Ванюшка промолчал. Он чистил горячий картофель, шумно дул на пальцы, сложив губы трубой, и сердито двигал бровями.
Мать посмотрела на его круглое, юношеское лицо, вздохнула и повторила потише:
— Шёл бы, право…
— Пошто? — спросил Ванюшка, перекидывая картофель с руки на руку.
— Возьми топор и поди…
— Много там нашего брата с топорами-то!
— Ну, лопату возьми… Теперь вот скоро погреба набивать станут. Инде дров поколешь, инде что другое… Глядишь, и прокормился бы как-нибудь. Иди-ка, Ваня?
Ванюшке хотелось идти в город, но он не ответил старухе ни слова. В две недели, истекшие со смерти отца, Ванька почувствовал себя человеком вполне самостоятельным. На поминках по отце он впервые безнаказанно пил водку, а теперь уже ходил по деревне, выпячивая грудь вперёд, озабоченно сдвинув брови, и с матерью разговаривал кратко, отрывисто, подражая в этом отцу…

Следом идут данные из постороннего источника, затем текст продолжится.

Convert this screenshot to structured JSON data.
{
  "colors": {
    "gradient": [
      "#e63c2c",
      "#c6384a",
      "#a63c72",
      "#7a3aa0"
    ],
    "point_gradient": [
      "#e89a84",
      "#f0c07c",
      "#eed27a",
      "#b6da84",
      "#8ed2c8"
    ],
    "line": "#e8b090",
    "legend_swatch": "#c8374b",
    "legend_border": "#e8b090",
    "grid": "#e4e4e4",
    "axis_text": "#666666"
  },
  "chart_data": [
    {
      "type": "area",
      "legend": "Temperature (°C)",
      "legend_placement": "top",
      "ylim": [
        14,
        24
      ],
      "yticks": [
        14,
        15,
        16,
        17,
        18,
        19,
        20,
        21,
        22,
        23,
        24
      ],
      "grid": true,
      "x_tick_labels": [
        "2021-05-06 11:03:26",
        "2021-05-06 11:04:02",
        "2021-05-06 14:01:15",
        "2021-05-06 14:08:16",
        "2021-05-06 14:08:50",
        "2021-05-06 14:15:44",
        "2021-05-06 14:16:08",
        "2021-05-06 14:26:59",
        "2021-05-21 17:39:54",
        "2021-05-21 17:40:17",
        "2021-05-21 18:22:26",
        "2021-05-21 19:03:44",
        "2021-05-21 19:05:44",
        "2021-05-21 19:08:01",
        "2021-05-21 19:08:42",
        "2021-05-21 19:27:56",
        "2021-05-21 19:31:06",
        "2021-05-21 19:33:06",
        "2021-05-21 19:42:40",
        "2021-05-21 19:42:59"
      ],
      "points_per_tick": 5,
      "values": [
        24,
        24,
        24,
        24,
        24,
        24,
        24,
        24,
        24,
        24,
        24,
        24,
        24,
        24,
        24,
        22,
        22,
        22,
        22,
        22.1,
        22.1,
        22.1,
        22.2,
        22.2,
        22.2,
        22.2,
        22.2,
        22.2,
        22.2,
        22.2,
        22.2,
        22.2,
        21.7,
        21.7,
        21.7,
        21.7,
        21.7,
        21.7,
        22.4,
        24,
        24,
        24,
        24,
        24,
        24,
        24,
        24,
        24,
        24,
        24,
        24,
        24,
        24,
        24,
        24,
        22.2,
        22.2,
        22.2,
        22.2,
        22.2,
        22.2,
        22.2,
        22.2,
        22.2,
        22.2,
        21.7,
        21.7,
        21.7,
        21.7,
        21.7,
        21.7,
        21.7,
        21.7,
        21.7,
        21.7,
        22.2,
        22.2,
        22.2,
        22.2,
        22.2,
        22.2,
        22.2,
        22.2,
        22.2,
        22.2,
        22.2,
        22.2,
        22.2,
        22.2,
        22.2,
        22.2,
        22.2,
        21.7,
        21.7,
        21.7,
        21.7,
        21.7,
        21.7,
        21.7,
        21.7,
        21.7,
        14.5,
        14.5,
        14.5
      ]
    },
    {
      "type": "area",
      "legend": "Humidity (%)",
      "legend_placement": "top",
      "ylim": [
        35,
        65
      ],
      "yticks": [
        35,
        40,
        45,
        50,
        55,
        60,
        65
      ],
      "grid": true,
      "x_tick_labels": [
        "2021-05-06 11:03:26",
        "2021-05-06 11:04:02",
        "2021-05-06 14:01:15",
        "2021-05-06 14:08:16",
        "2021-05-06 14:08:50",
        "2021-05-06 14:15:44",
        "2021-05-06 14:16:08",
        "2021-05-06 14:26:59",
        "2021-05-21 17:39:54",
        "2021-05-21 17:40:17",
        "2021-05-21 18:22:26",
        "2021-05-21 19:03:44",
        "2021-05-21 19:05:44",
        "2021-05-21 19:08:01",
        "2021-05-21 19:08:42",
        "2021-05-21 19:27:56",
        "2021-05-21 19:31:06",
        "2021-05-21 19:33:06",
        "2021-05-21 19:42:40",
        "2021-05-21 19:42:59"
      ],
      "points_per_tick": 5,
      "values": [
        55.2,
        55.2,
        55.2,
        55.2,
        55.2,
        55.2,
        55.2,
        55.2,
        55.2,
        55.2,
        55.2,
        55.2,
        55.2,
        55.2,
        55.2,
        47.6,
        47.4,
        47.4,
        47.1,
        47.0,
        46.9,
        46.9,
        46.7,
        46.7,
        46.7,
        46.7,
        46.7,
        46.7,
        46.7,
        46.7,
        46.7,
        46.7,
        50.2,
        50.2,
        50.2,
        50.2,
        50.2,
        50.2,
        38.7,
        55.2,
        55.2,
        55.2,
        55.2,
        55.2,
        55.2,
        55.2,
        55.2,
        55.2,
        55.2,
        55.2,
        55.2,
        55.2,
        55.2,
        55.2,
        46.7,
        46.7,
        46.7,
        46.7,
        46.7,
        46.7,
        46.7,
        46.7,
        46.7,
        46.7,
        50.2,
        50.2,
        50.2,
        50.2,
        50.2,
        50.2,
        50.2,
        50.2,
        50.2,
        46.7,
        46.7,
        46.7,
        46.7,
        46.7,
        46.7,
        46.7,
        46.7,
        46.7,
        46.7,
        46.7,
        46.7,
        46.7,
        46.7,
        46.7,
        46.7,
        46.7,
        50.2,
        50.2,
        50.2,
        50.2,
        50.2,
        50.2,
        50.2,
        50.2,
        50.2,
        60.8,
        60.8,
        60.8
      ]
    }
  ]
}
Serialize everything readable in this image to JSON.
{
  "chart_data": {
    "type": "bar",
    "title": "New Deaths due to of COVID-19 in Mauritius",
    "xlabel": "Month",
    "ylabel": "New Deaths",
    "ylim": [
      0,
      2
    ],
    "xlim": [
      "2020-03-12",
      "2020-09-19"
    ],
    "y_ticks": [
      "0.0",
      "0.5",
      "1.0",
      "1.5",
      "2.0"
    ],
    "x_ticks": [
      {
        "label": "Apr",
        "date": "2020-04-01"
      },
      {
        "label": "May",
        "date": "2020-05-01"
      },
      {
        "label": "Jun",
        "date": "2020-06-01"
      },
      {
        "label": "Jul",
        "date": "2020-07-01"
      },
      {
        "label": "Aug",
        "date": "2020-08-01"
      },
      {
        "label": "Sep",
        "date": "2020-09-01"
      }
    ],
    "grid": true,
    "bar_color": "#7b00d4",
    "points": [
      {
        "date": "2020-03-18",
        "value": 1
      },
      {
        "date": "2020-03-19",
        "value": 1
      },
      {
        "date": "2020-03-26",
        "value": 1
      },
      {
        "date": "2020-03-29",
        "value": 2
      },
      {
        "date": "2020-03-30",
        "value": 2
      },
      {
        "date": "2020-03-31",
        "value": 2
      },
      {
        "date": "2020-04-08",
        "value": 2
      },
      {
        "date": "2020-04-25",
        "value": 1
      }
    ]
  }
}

После обеда старуха занялась починкой своей шубы, а Ванюшка влез на печь и, пролежав с полчаса, спросил мать:
— Денег-то у тебя сколько?
— Рубль шесть гривен…
— Шесть гривен мне дай.
— На что тебе?
— На дорогу.
— Идёшь?!
— Стало быть — иду…
— Ну, вот! Иди-ка, сынок!.. Когда думаешь?
— Завтра.
На рассвете мать благословила его медным образом Николая Угодника, Ванюшка туго подпоясался, сунул за пояс топор, нахлобучил шапку на уши и, хлопнув руками в рукавицах по бёдрам, сказал:
— Пошёл. Прощай!
— С богом, Ваня! Городских-то людей опасайся, — осторожно веди себя с ними — они хитрые! Вино не пей, — гляди!
— Ладно, — сказал Ванюшка и, молодцевато заломив шапку, вышел на улицу.
Было ещё темно. Он отошёл не более десяти шагов от своей избы, а когда обернулся на голос матери, стоявшей у ворот, то уже не видел её во тьме и только слышал слова её, тревожно звучавшие в тишине:
— Бабёнок городских… Хворь дурная…
— Прощай! — крикнул Ванюшка.
И тут ему вдруг стало жалко мать, деревню, свою старенькую избу. Он остановился, прислушался… Но было уже тихо, — мать ушла. Вздохнув, пошёл и он навстречу неподвижной, безмолвной тьме, ещё не тронутой рассветом…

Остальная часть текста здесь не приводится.